Early houses were temporary shacks usually made from wood and other cheap natural materials and did not have running water or electricity. In February of 1987 political and social leaders from Huaycán mobilized a large march into Lima to demand services be extended into their community, and despite violent confrontation with police and infiltration by Shining Path insurgents, their demands were heard by Parliament. This march was successful in getting power lines run to every zone, including those not yet inhabited, but work on building a reservoir and extending water services was not begun until after an additional protest march in March of 1988.
Zone D, in the foreground, as seen from above at dusk.

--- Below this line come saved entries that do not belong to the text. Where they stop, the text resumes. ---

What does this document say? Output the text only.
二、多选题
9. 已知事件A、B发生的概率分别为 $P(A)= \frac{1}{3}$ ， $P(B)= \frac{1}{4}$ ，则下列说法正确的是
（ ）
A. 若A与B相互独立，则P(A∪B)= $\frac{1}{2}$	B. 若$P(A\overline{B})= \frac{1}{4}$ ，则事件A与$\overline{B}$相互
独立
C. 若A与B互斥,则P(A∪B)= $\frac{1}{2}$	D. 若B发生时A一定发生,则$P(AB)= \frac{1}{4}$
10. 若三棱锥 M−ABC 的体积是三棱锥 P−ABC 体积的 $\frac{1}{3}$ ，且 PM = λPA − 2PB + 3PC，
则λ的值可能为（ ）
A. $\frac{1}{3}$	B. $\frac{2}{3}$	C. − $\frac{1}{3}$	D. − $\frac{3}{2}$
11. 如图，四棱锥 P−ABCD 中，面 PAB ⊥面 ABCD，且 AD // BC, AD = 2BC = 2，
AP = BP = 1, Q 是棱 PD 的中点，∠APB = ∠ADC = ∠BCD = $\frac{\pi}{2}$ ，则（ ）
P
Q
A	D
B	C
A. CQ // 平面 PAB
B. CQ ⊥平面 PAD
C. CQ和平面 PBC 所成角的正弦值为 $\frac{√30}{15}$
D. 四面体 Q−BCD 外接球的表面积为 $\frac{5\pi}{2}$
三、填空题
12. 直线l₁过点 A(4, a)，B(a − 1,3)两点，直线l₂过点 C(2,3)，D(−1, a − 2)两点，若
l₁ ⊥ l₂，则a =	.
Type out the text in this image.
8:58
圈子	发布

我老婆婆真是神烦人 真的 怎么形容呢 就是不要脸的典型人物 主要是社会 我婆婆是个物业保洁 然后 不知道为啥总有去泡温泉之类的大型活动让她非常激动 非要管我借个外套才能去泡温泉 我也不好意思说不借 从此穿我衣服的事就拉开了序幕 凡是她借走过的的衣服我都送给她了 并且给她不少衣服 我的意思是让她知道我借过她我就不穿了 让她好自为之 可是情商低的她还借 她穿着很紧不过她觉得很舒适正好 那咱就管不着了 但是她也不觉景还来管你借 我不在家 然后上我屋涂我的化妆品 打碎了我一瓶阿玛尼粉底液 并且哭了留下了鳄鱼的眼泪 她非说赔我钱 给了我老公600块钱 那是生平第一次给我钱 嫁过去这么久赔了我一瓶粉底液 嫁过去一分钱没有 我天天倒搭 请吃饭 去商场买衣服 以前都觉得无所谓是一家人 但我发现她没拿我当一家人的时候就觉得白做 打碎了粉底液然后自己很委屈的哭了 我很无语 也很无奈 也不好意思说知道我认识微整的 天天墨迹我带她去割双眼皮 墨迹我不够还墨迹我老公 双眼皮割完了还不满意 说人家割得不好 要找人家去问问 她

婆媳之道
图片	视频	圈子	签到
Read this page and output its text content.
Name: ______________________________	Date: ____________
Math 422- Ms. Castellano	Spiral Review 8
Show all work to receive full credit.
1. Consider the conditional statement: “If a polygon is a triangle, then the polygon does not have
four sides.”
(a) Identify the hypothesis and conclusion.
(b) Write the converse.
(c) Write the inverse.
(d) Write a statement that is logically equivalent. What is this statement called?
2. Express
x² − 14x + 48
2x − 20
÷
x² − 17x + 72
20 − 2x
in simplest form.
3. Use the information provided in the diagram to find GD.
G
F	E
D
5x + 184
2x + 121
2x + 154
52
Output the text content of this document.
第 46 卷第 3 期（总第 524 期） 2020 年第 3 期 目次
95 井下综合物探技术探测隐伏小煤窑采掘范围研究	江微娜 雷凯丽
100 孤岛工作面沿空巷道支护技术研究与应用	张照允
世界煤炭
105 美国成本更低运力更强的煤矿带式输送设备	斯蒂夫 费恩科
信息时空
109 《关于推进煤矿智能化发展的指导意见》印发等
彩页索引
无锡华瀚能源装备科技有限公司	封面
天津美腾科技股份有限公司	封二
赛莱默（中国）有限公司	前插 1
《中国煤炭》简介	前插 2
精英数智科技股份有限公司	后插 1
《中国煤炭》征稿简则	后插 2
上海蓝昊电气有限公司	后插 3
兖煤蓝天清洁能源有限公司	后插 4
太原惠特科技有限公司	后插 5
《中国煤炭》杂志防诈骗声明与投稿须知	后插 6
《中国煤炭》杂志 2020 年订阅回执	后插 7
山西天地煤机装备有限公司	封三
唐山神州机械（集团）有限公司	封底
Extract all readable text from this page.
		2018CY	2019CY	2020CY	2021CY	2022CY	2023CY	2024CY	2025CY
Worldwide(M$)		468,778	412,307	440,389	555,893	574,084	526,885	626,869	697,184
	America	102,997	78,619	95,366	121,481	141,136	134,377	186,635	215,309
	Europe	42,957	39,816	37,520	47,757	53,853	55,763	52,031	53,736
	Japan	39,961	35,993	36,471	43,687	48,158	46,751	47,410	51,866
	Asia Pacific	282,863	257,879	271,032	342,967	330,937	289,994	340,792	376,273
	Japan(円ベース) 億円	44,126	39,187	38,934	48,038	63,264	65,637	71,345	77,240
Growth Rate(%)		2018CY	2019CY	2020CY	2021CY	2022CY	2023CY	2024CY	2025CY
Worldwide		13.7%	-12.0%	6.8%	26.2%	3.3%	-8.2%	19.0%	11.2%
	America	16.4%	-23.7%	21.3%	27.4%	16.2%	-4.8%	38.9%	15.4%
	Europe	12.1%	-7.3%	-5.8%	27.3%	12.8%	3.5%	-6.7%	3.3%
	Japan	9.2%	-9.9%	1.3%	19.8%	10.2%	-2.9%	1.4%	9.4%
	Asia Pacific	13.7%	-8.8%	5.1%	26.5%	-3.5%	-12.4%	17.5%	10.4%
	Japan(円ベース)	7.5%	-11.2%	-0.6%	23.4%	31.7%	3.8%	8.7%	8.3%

Over the past 30 years Zone D has continued to develop and experience upgrades to the living conditions and infrastructure. Houses have transitioned from their humble shack beginnings to three and even a few four story brick homes, there are schools, shops, a technology institute, and within the last sixth months many of the roads have been paved. Zone D is now one of the more developed zones in Huaycán and home to many teachers, working professionals, small business owners and working class families. While the comedores see less use than they used to, the energy and sense of community has remained. This is particularly evident when walking around the neighborhood on weekends and evenings when families, friends, neighbors and kids gather outside to play ball, dance, grill and relax.
A newly paved road goes up the hill into the middle of Zone D.
LLI is now an established aspect of life in Zone D. Our classroom here has been the hub of LLI education and welcomed students from Zone D and surrounding areas for nearly five years and we have developed a positive relationship with our direct community. Our volunteers, who generally stand out, are regularly greeted by students, former students, parents and neighbors alike making Zone D a very welcoming home.